Conjuguer Verbe Etre En Anglais

Ah, le verbe être en anglais ! Le fameux "to be". Rien que le nom, ça sonne déjà comme une promesse de simplicité, n'est-ce pas ? Mais comme souvent avec les promesses, le diable (ou plutôt, le correcteur automatique) est dans les détails.
Vous vous souvenez de vos premiers cours d'anglais ? Ces moments de pure joie où l'on vous présentait joyeusement : "I am, you are, he/she/it is..." C'était adorable. Presque aussi réconfortant que le son d'une vieille radio crachotante. On se disait : "Facile ! Je vais être bilingue avant même de finir ma tasse de thé."
La simplicité apparente, le piège subtil
Et puis, l'aventure commence vraiment. Parce qu'en français, on a notre bon vieux verbe être. Il fait tout, le brave. Il est là pour décrire, pour situer, pour exprimer un état. Simple, efficace. Mais en anglais, oh non ! Le "to be" a décidé de faire bande à part, et il ne s'arrête pas là. Il se déguise.
Imaginez un espion sous couverture. C'est un peu le "to be". Il est "am", il est "is", il est "are". Et ne l'oublions pas, il a aussi une version au passé qui ressemble à une autre personne : "was" et "were". C'est comme s'il avait plusieurs identités secrètes ! "Hier, j'étais fatigué" ? En anglais, c'est "I was tired". On reconnaît à peine notre espion.
Et le futur ? Le pauvre "to be" ne peut pas faire ça tout seul. Il a besoin d'un copain, le fameux "will". "Je serai heureux" devient "I will be happy". Le "to be" est là, mais il a l'air un peu dépassé, comme s'il demandait la permission à son acolyte pour exister. Pauvre petit.
Les formes qui nous donnent du fil à retordre
Parlons de la forme interrogative. En français, c'est facile : "Es-tu là ?" On inverse, hop ! En anglais, c'est un peu plus... théâtral. "Are you there?" Le verbe se met en avant, fier comme un paon. Et quand il est négatif ? "I am not hungry." Là, c'est le "not" qui vient s'incruster, un peu comme un voisin un peu trop curieux.

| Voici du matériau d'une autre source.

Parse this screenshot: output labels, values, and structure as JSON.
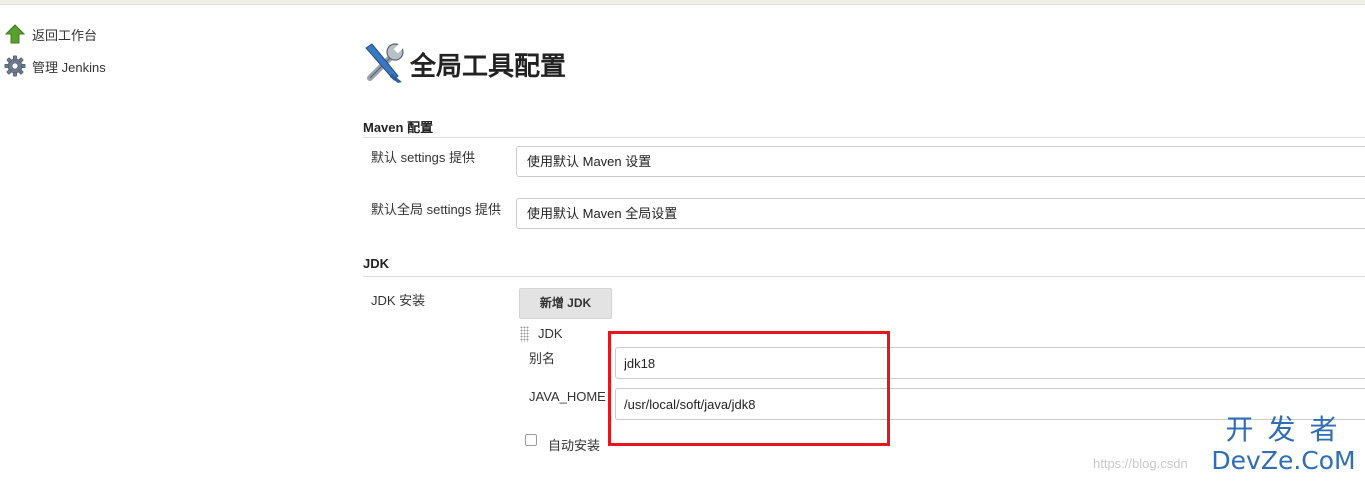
{
  "sidebar": {
    "items": [
      {
        "label": "返回工作台",
        "icon": "up-arrow-icon"
      },
      {
        "label": "管理 Jenkins",
        "icon": "gear-icon"
      }
    ]
  },
  "page": {
    "title": "全局工具配置",
    "title_icon": "tools-icon"
  },
  "maven": {
    "heading": "Maven 配置",
    "settings_label": "默认 settings 提供",
    "settings_value": "使用默认 Maven 设置",
    "global_settings_label": "默认全局 settings 提供",
    "global_settings_value": "使用默认 Maven 全局设置"
  },
  "jdk": {
    "heading": "JDK",
    "install_label": "JDK 安装",
    "add_button": "新增 JDK",
    "item_heading": "JDK",
    "name_label": "别名",
    "name_value": "jdk18",
    "home_label": "JAVA_HOME",
    "home_value": "/usr/local/soft/java/jdk8",
    "auto_install_label": "自动安装",
    "auto_install_checked": false
  },
  "watermark": {
    "url": "https://blog.csdn",
    "logo_cn": "开发者",
    "logo_en": "DevZe.CoM"
  },
  "colors": {
    "highlight": "#e8161c",
    "arrow": "#5aa02c",
    "logo": "#2f6db5"
  }
}
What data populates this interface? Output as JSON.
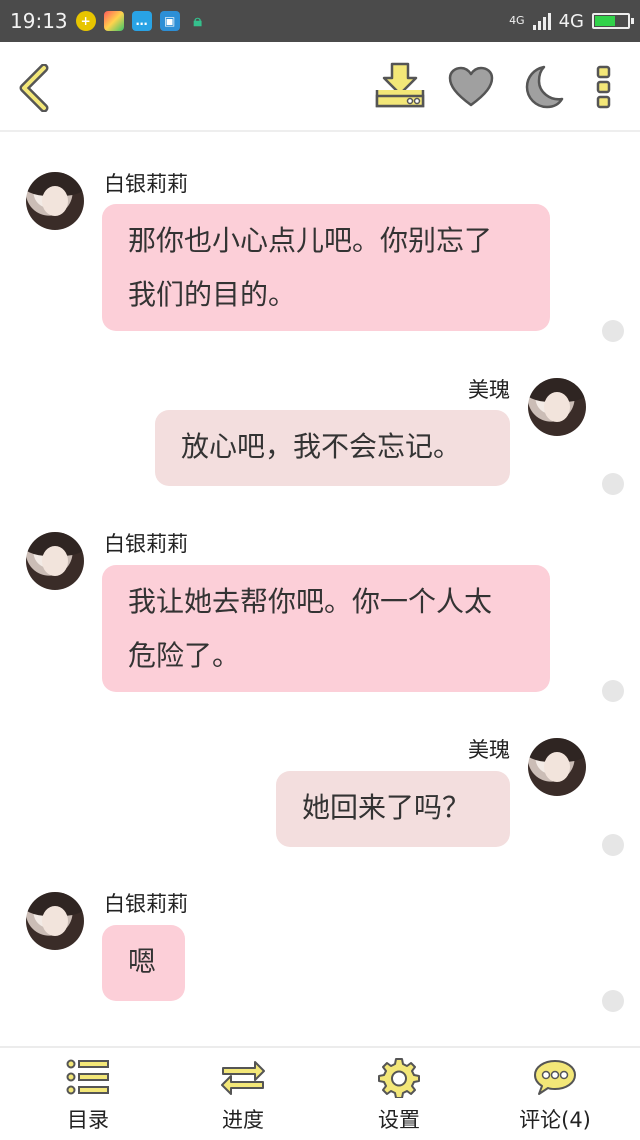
{
  "status_bar": {
    "time": "19:13",
    "network_small": "4G",
    "network": "4G",
    "app_icons": [
      "plus-icon",
      "gallery-icon",
      "chat-icon",
      "scan-icon",
      "lock-icon"
    ]
  },
  "toolbar": {
    "back": "chevron-left-icon",
    "download": "download-icon",
    "favorite": "heart-icon",
    "night_mode": "moon-icon",
    "more": "more-vertical-icon"
  },
  "messages": [
    {
      "side": "left",
      "sender": "白银莉莉",
      "lines": [
        "那你也小心点儿吧。你别忘了",
        "我们的目的。"
      ]
    },
    {
      "side": "right",
      "sender": "美瑰",
      "lines": [
        "放心吧，我不会忘记。"
      ]
    },
    {
      "side": "left",
      "sender": "白银莉莉",
      "lines": [
        "我让她去帮你吧。你一个人太",
        "危险了。"
      ]
    },
    {
      "side": "right",
      "sender": "美瑰",
      "lines": [
        "她回来了吗？"
      ]
    },
    {
      "side": "left",
      "sender": "白银莉莉",
      "lines": [
        "嗯"
      ]
    }
  ],
  "bottom_nav": {
    "items": [
      {
        "label": "目录",
        "icon": "list-icon"
      },
      {
        "label": "进度",
        "icon": "arrows-swap-icon"
      },
      {
        "label": "设置",
        "icon": "gear-icon"
      },
      {
        "label": "评论(4)",
        "icon": "comment-bubble-icon"
      }
    ]
  },
  "colors": {
    "accent_yellow": "#f3e778",
    "icon_stroke": "#555555",
    "left_bubble": "#fccfd8",
    "right_bubble": "#f3dede",
    "status_bar": "#4b4b4b"
  }
}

Mais le clou du spectacle, c'est quand le "to be" se cache dans les constructions. Par exemple, les participes présents, ces fameux "-ing" qui donnent tant de fil à retordre. "I am running." Le "to be" est là, bien sûr, pour dire que l'action est en cours. C'est son travail, après tout. Il est le témoin de l'action.
Et le passé ? "She was singing." Encore notre espion, cette fois-ci dans le passé. On sent la fatigue monter. On se dit qu'un bon vieux verbe "avoir" (to have) aurait peut-être été plus simple. Mais non, il faut faire avec le charme capricieux du "to be".
Un conseil pour survivre
Alors, comment survivre à cette joyeuse bande de "être" déguisés ? La réponse est aussi simple que complexe : la pratique. Oui, je sais, c'est la réponse que personne n'a envie d'entendre, mais c'est la vérité. Il faut le conjuguer, le répéter, l'utiliser à toutes les sauces. Même quand vous avez l'impression de dire des bêtises, foncez !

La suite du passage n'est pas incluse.